Cedo a quell’impulso, so che me ne pentirò quando sarò sazio, ma poi inizierò di nuovo ad abbuffarmi al prossimo stimolo.

Ciò nonostante credo che il riutilizzo dell’immagine fotografica sia in qualche modo uno dei temi principali che la pittura stia oggi ancora affrontando, e preferisco affrontarlo direttamente sul piano duro e puro del realismo, piuttosto che ricorrere ad espedienti ultrasfruttati di marca neoespressionista, pseudodigitale o peggio ancora pop.

I. Q.: Nei tuoi lavori si avverte la fascinazione per il mondo Orientale e per l’esoterismo: monaci Shaolin, Shadu indiani, donne col burka, reperti dell’antico Egitto…

A. Z.: Sono elementi che derivano sicuramente dal mio amore per i viaggi e per l’Oriente, anche se, per la verità, ho sempre preferito dipingere cose di cui non avevo esperienza diretta, passando attraverso la mediazione fotografica.

Quanto all’esoterismo, è stata la mia ragione di vita tra i 17 e i 24 anni circa.
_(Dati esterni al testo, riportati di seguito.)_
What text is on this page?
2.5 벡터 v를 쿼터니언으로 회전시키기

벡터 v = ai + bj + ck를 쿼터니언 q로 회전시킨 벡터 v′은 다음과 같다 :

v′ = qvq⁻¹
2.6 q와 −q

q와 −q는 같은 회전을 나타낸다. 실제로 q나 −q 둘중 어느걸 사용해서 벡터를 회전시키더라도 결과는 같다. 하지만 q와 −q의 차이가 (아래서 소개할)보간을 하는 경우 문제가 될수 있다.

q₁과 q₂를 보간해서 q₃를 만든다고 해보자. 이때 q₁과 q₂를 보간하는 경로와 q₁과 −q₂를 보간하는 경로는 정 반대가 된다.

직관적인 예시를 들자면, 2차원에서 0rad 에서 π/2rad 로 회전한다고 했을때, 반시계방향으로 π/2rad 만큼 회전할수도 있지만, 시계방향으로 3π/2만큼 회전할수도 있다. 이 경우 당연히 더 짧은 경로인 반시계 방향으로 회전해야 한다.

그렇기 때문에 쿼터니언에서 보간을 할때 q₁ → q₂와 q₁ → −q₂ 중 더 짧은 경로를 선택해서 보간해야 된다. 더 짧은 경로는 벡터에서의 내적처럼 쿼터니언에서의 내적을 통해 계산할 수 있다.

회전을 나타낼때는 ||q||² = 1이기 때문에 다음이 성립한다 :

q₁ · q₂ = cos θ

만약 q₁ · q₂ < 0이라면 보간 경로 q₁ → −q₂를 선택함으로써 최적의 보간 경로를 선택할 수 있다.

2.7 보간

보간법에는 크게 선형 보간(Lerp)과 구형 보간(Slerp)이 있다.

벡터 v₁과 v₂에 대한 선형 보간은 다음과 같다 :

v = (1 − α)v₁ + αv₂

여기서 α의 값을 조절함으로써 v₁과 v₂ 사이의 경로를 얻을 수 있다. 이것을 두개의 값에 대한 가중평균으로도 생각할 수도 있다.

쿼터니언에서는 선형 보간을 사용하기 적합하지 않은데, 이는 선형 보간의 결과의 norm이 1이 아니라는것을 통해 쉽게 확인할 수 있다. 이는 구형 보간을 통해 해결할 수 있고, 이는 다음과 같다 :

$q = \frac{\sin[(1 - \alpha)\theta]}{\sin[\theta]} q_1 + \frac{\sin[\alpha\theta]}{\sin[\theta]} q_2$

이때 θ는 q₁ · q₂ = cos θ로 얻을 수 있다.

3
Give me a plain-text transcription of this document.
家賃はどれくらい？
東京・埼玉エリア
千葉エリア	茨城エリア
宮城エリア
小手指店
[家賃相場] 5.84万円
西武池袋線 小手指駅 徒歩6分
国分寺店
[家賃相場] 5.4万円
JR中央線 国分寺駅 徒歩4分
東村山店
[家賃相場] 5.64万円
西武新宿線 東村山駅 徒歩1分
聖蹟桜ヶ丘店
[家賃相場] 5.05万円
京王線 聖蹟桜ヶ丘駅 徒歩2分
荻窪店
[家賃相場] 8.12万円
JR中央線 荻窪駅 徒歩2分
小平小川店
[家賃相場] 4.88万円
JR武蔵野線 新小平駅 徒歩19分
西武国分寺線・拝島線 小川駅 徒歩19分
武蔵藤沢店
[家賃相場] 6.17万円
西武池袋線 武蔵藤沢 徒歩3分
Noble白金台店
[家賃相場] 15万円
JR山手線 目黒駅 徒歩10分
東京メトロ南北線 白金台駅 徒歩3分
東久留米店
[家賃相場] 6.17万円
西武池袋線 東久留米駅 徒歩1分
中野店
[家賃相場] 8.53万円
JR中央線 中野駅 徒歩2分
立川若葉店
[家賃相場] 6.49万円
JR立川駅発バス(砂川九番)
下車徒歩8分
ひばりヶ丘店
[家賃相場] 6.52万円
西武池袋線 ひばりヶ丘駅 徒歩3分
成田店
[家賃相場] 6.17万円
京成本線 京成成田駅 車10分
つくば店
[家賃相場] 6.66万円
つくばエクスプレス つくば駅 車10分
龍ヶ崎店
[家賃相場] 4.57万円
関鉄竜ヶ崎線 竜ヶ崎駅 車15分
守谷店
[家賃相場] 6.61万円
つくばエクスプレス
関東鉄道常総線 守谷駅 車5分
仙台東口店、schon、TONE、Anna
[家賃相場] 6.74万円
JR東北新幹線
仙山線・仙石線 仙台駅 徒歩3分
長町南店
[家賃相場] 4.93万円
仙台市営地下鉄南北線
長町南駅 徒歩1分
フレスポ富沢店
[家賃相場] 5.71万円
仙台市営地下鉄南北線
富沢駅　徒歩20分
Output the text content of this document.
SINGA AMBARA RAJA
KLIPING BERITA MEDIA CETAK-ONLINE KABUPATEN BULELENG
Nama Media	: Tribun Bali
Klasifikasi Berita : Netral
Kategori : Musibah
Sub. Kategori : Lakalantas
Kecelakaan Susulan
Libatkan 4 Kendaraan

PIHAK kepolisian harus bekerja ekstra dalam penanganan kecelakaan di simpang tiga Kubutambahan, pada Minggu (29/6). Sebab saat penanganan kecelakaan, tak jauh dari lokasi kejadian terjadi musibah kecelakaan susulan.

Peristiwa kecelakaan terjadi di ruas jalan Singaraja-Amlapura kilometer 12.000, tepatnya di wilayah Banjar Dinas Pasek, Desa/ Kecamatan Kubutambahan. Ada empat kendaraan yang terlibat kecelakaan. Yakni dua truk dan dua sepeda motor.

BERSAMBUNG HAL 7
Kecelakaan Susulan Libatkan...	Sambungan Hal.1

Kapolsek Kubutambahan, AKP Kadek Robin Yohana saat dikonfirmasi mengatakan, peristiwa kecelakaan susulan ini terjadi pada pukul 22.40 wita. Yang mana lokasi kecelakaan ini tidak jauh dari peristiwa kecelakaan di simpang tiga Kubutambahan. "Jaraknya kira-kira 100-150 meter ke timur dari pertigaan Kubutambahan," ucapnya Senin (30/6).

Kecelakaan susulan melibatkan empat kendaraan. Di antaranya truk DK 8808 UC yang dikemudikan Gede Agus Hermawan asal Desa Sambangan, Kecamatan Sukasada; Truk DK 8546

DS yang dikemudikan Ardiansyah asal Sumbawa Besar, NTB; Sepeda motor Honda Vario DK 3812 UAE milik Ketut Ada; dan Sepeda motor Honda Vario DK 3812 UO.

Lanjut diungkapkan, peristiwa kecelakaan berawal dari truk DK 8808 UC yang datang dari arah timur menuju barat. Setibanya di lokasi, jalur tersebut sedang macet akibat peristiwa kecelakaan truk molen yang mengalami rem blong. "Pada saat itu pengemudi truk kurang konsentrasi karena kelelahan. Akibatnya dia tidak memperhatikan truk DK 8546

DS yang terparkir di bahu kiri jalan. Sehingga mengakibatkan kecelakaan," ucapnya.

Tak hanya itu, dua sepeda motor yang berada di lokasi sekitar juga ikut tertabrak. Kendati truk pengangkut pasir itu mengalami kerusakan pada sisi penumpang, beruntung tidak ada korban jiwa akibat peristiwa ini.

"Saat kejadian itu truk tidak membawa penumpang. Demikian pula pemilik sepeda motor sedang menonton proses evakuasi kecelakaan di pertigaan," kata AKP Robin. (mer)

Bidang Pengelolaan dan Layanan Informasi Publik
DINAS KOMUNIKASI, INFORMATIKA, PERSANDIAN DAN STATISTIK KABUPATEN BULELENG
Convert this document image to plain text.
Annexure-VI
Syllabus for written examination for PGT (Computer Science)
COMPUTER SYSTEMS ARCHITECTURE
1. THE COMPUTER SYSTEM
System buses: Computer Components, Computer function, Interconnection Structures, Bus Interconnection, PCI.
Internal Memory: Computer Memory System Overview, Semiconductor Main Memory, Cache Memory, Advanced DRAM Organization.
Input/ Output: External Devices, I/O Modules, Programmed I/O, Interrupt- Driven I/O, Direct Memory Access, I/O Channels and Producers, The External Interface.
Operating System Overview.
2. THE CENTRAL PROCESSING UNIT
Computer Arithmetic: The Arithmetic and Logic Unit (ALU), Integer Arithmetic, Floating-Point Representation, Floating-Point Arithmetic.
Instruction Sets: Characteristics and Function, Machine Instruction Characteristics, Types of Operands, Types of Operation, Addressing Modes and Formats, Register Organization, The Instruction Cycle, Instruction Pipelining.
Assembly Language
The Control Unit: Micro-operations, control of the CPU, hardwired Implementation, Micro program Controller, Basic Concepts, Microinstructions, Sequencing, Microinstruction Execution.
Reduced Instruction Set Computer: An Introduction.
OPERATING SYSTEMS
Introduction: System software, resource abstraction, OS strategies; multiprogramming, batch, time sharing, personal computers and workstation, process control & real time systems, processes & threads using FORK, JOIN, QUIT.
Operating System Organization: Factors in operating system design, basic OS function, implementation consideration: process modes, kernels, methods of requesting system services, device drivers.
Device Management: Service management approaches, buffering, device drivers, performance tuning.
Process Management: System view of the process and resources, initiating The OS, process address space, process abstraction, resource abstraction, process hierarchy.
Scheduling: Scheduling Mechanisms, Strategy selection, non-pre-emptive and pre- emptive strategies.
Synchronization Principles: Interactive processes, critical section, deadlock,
Mi sono interessato a varie dottrine orientali e occidentali, in particolar modo allo Gnosticismo, e sono entrato a far parte di un gruppo Rosacroce, ma poi mi sono accorto che stavo vivendo quell’esperienza in modo distorto e forzato e me ne sono allontanato. Oggi, rispetto a quegli insegnamenti, pratico una sorta di sospensione del giudizio. La mia anima, se ne ho una, è caduta in uno stato di sonno.

I. Q.: Proseguendo nella disanima della dialettica degli opposti, che mi sembra una caratteristica precipua del tuo lavoro, ho notato che spesso accosti l’universo naturale a quello tecnologico e civilizzato…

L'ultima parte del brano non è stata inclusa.